Les vanités : ses céramiques avec crâne. Mangerait-on dans cette vaisselle ? La laisserait-on en place dans son vaisselier ou son salon ? Une œuvre directe !

Son confessional est un fantôme…

Le lit : ces grands lits dans une pièce vide sont des formes meublées de ce tombeau vide. Il s’agit d’absence des corps, de ceux qui se reposent ou s’aiment. Le vide pour évoquer l’homme. Avec« Between nowhere and Goodbye », l’absence, bien plus légère, par la figure d’un ciel étoilé, pour dire peut-être un autre type d’absence.

L’eau, la vague : magnifique peinture d’eau qui traduit peut-être la force qui traverse l’artiste quand il peint (lire dossier .pdf joint).

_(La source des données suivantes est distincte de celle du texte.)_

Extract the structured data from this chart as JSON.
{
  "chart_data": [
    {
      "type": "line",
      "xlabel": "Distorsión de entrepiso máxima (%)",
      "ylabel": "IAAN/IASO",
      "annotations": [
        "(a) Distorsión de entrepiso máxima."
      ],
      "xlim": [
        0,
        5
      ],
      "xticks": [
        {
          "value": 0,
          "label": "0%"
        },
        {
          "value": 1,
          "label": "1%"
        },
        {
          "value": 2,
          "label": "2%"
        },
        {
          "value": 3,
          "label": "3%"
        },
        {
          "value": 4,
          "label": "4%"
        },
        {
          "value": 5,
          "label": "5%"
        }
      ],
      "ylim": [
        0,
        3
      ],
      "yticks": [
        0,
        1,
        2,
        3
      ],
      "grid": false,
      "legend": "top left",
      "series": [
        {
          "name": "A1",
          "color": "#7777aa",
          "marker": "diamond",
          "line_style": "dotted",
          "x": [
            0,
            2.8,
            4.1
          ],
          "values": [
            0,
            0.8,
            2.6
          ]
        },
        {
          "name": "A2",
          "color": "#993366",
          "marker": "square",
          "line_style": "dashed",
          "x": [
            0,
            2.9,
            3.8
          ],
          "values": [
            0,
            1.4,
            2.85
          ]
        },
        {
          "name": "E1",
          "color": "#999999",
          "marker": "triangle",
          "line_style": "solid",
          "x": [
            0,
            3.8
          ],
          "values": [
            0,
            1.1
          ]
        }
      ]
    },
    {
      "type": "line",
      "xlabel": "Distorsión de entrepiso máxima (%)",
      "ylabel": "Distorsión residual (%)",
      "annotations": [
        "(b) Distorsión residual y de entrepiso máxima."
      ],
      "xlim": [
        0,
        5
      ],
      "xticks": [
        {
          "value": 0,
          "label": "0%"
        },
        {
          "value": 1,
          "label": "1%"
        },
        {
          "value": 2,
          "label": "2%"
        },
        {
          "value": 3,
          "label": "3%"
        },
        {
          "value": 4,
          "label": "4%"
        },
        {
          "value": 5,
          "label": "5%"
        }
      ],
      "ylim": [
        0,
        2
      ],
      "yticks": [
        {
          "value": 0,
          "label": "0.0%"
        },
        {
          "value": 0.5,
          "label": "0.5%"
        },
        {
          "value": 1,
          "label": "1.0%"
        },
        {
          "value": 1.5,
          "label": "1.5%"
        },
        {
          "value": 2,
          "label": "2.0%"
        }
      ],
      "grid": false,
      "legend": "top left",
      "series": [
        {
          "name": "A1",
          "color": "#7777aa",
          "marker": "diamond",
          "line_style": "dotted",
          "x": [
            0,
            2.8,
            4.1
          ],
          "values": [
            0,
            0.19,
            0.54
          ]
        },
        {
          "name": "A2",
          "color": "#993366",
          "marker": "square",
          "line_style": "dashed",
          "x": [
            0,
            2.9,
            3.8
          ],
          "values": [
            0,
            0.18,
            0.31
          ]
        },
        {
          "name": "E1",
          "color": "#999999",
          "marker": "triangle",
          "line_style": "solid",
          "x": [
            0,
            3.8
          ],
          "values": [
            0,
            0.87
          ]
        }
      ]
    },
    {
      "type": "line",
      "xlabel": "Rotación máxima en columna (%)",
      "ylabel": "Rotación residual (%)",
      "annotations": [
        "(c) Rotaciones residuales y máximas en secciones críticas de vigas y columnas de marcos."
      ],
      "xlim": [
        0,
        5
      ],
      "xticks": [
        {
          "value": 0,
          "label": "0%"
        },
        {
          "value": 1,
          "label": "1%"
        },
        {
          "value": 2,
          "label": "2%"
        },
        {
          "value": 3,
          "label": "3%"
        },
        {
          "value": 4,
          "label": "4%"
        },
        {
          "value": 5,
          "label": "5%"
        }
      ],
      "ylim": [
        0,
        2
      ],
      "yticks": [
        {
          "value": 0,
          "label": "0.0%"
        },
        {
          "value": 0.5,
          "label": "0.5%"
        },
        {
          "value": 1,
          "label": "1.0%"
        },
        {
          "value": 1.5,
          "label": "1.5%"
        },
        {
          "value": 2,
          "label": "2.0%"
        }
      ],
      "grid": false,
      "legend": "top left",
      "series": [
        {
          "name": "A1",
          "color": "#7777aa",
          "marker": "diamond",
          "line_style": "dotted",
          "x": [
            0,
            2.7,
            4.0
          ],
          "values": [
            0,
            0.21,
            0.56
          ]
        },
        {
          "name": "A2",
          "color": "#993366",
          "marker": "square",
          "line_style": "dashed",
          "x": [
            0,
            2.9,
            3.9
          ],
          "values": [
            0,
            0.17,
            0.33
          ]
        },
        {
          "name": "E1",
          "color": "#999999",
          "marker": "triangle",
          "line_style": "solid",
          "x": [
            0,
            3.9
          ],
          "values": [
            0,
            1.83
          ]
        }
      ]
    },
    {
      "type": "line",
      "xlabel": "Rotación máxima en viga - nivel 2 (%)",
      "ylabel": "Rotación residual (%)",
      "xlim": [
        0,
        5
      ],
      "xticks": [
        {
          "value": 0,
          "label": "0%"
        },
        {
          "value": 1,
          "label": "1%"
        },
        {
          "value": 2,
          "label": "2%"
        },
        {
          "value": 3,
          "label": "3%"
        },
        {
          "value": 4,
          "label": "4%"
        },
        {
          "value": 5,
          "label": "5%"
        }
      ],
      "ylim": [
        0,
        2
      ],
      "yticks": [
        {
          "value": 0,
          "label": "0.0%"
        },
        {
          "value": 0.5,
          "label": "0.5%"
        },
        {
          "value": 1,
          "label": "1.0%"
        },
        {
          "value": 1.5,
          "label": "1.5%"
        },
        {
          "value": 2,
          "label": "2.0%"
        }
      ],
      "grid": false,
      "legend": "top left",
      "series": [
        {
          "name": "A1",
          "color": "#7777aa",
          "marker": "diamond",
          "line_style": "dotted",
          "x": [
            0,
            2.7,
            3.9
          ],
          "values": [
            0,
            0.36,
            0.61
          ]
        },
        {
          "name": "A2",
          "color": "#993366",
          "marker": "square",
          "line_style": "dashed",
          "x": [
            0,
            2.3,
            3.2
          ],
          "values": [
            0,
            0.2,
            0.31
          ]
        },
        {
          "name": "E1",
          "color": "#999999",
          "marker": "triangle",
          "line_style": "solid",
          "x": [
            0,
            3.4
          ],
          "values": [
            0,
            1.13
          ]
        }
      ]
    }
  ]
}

Mais depuis, la couleur a laissé place au noir et blanc. Une autre forme d’absence peut-être ?


* Sans discuter le titre et la traduction donnée « Between nowhere and Goodbye », littéralement « entre nulle part et Au revoir », on pourrait participer aux jeux de mots initiés par la Galerie Saint-Séverin : « Between now (and) here and Good be with You », ce qui se traduirait alors « entre maintenant et ici que Dieu soit avec vous », une sorte de sens caché. Le travail d’un critique est donc loin d’être neutre !

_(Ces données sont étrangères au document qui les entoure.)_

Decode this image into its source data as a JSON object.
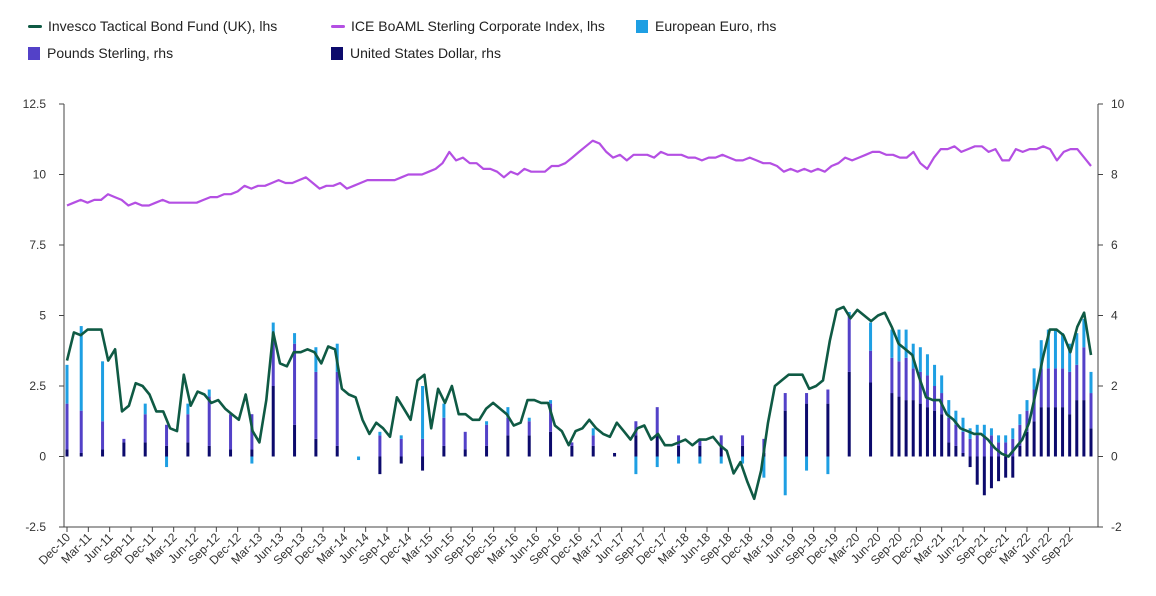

Texte mis sur le carton de présentation de l’œuvre

« Le dimanche arriva. Alors, comme elles approchaient du lieu de la sépulture, comme déjà elles se demandaient comment elles allaient faire pour déplacer la pierre et accéder au corps, elles furent un peu surprises de trouver cette même pierre éloignée de l’entrée du tombeau. Quand même, elles avancèrent, dans les mains ce qu’il fallait pour parfumer le corps, confiantes et presque heureuses de revoir une dernière fois le visage de Jésus. Mais elles avancèrent encore, portant déjà sur elles comme un pressentiment, et les mains sur les joues, les yeux de plus en plus inquiets, elles regardèrent longuement à l’intérieur. C’était une évidence. Le tombeau était vide. » 
Tanguy Viel, Cet homme-là…, Editions Desclée de Brouwer, 2009

Thomas Fougeirol est né en 1965. Il vit et travaille à Paris et New York. 


Il est représenté par la galerie Praz-Delavallade (Paris) 5, rue des Haudriettes, 75003 qui lui consacre actuellement une exposition personnelle, Black Sun du 2 avril au 7 mai 2011.